El salmo nos muestra el camino: rezar. Desprenderse de todo amor propio. Poner ese dolor en manos de Dios: el dolor de saberse injustamente atacado, calumniado y despreciado. Es ahora cuando más cerca nos encontramos de Jesús clavado en cruz. Si él, que fue santo y justo, recibió tal muerte, ¿cómo nosotros, que no somos tan buenos y fallamos continuamente, no vamos a recibir golpes e incomprensiones? Decía santa Teresa que es entonces, cuando somos injustamente atacados, cuando deberíamos alegrarnos, porque estamos compartiendo los sufrimientos y la cruz de nuestro Señor. Recordemos las bienaventuranzas que leímos el pasado domingo. Compartir la corona de espinas con nuestro Rey, ¿no ha de ser una carga dulce que aceptaremos soportar con amor?
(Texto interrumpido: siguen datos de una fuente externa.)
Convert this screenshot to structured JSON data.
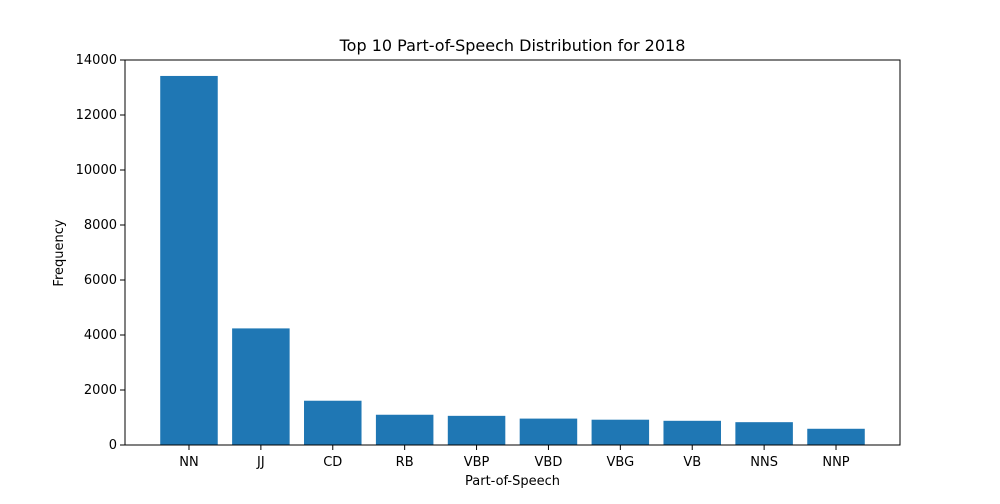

Jesús se abandonó en brazos del Padre. Así, el salmista busca el refugio de Dios,  “protégeme a la sombra de tus alas”. Y Dios nos ayudará y nos dará fuerzas. También hará resucitar nuestro espíritu vapuleado, si sabemos confiar en él y no ceder a la tentación de devolver mal por mal.
El salmo acaba con unos versos que debieran hacernos pensar: “Llénales el vientre con tus riquezas; que sus hijos también queden hartos
y dejen el resto para los más pequeños. Pero yo, por tu justicia, contemplaré tu rostro, y al despertar, me saciaré de tu presencia”.
Es un decir: Señor, llénales de riqueza, dales lo que quieren… ¡es una oración por el propio enemigo! Deja que tengan lo que persiguen. Incluso, que me arrebaten mis bienes, si es eso lo que ambicionan. Porque la mayor riqueza a la que yo puedo aspirar no es la gloria, ni el poder ni el oro. Aquello que sacia mi alma eres Tú. Cuántas peleas se dan en el mundo por esos falsos tesoros. Dejemos que corran tras ellos quienes, ciegos, no quieren ver más. Mi tesoro, mi riqueza, mi bien, está en Ti. Y sólo Tú bastas.